Trying to save money is one thing…but what about growing it? As promised, we are continuing our series on investing your money in the UK for your own benefit. Investing doesn’t have to be something that’s impossible or hard to understand. Simply put, it’s all about making sure that you can truly handle your money needs over time. Inflation erodes your purchasing power, which means that you have to grow your money in order to just keep up with the market. Now imagine if you just buried your money in the backyard — it would be worth a lot less than if you had put your money into the right accounts. But every guide says that, and very few actually tell you where to place your money.

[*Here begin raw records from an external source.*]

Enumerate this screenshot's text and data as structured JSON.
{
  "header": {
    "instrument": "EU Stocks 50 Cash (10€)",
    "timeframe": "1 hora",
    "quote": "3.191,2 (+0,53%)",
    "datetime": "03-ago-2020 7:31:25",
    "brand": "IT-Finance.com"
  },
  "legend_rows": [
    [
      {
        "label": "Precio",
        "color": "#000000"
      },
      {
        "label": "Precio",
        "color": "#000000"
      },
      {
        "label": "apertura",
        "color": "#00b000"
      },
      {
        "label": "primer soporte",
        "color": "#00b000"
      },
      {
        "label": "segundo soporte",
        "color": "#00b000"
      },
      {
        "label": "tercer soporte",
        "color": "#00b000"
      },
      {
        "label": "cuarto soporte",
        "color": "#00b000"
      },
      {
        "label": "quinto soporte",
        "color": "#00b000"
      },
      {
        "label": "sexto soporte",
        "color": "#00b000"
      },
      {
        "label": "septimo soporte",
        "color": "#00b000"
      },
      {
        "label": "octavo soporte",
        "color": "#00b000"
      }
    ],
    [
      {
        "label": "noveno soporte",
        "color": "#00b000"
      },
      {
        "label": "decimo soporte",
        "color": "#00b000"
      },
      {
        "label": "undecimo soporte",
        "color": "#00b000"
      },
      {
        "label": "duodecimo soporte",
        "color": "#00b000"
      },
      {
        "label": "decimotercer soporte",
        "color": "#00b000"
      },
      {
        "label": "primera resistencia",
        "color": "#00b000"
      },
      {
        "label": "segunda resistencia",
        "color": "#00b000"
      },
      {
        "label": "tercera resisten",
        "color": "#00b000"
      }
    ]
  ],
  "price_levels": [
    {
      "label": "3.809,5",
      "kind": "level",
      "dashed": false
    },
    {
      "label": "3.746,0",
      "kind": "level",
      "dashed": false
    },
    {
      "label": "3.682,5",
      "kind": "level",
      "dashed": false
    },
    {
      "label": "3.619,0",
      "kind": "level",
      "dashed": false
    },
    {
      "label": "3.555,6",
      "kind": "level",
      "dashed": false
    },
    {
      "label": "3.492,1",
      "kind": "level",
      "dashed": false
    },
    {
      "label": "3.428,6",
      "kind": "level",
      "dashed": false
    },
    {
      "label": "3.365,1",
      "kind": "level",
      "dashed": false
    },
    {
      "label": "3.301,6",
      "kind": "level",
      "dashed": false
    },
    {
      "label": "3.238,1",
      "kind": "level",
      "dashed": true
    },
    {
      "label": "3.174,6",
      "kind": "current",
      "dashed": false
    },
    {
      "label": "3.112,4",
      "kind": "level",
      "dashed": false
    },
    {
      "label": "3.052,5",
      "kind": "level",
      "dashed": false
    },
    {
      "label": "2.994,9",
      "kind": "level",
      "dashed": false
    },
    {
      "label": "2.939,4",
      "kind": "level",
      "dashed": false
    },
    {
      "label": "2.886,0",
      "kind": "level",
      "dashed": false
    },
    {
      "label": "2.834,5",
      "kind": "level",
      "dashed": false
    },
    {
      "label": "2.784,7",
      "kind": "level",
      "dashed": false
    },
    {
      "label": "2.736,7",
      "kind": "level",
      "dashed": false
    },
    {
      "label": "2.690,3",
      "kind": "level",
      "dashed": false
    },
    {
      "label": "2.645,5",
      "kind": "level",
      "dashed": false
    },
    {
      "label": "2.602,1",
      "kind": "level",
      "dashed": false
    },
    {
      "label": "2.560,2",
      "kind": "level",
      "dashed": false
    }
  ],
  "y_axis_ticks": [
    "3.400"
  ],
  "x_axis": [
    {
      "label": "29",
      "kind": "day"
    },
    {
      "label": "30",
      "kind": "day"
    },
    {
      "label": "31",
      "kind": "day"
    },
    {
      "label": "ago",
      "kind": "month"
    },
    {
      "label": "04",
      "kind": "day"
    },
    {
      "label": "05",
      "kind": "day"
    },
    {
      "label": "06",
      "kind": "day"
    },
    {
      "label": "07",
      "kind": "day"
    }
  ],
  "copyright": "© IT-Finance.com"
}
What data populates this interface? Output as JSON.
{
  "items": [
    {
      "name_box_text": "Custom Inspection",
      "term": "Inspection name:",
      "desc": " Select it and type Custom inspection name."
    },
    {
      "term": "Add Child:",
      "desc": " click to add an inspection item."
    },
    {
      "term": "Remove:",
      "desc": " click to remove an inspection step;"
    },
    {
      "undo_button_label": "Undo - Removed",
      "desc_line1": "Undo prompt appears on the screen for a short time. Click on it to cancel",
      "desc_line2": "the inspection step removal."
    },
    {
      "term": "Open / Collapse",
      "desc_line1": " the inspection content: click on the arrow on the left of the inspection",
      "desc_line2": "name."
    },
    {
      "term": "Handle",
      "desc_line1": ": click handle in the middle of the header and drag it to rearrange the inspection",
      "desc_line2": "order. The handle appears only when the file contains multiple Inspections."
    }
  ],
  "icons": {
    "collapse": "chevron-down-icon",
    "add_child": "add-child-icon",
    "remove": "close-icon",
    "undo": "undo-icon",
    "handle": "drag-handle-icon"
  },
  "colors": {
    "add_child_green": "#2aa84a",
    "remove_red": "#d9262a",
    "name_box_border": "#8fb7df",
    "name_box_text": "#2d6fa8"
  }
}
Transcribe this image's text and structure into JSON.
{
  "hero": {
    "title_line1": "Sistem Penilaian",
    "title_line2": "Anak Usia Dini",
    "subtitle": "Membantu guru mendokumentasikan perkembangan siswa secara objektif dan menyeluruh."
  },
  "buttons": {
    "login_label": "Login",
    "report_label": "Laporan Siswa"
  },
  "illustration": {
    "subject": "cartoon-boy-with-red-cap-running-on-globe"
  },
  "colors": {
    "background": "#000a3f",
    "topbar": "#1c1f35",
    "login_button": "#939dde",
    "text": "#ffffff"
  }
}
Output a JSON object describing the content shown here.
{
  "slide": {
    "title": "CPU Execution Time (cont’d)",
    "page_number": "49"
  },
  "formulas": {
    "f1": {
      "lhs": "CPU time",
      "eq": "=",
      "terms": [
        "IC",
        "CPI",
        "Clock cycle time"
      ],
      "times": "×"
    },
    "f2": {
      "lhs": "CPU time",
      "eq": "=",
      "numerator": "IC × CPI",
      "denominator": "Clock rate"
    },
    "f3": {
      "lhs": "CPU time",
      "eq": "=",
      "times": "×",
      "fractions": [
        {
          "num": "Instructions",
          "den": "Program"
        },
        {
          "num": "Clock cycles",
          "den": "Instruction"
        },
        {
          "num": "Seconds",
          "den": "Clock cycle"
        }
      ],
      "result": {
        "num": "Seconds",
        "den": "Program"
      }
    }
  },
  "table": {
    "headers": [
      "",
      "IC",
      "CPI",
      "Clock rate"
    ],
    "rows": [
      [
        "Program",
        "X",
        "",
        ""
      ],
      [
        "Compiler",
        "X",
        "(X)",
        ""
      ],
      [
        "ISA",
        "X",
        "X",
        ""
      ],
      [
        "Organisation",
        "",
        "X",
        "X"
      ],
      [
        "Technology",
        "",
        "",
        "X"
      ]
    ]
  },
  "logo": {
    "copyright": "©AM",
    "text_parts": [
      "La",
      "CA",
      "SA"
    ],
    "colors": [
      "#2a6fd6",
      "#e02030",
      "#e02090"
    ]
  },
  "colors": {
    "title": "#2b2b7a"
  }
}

It’s time to take a closer look at the OEIC, otherwise known as the Open Ended Investment Company. This is a form of a shared investment fund, and it’s going to be used to buy directly from the marketplace. It’s like a pool of money. When the pool is big, better investments can be selected. When the pool is small, all of the investors in the group have to take on a lot more risk. Therefore, OEIC’s with big pools of investors have more spending power and a better method of diversification than individuals do.
The open ended aspect is what investors really like — they can buy or sell shares as they please and they don’t have to tell anyone about it. You will see that the buy and sell price of shares are identical. You can also get back what you originally paid if you’re ready to exit, but you’ll benefit so much more if you leave your money in. The shares that you purchase as entrance into the fund are generated automatically. Your money is pooled with other investors to build a portfolio. Portfolios will have power on their own — this is where the value comes into play. If the value of all of the stocks, bonds, and other assets within the portfolio go up, then your shares grow to represent this principle.
Keep in mind that there are risks involved. You do run the risk of losing more than what you’ve invested, especially if you have an automatically investment plan set up.
You’re not going to be alone within the OEIC. Master level investing professionals manage these funds. They know that if they don’t do a good job, they’ll face a mass exodus of investors leaving the fund, cutting the money supply for everyone else. Remember what we said about big groups? Well, these investors need to make sure that they leave the door open for everyone below them to trust them.
Your distributions of profit can be paid to you every month, every three months, or even every six months. You can also just have them reinvested into more shares, if you prefer.
Now, you can be taxed (income tax, capital gains tax) on this money. However, you can invest up to 11,280 into a stocks & shares ISA to avoid the capital gains and income taxes completely.
For added peace of mind, know that the OEIC’s are regulated by the Financial Services Authority. The FSA will be quick to step in if the fund isn’t managed properly. They have a set of rules to follow like anyone else.
You’ll need to look at the fees of the fund, the initial fees within the OEIC entry point, and the share prices of the fund from day to day. Keeping track of all of this information will make you a much better investor, and once you invest into the OEIC you pretty much don’t have anything else that you need to honestly worry about. That’s really all there is to it, so go ahead and check out the top OEIC’s today. What else do you have to lose except the chance to really profit? Good luck!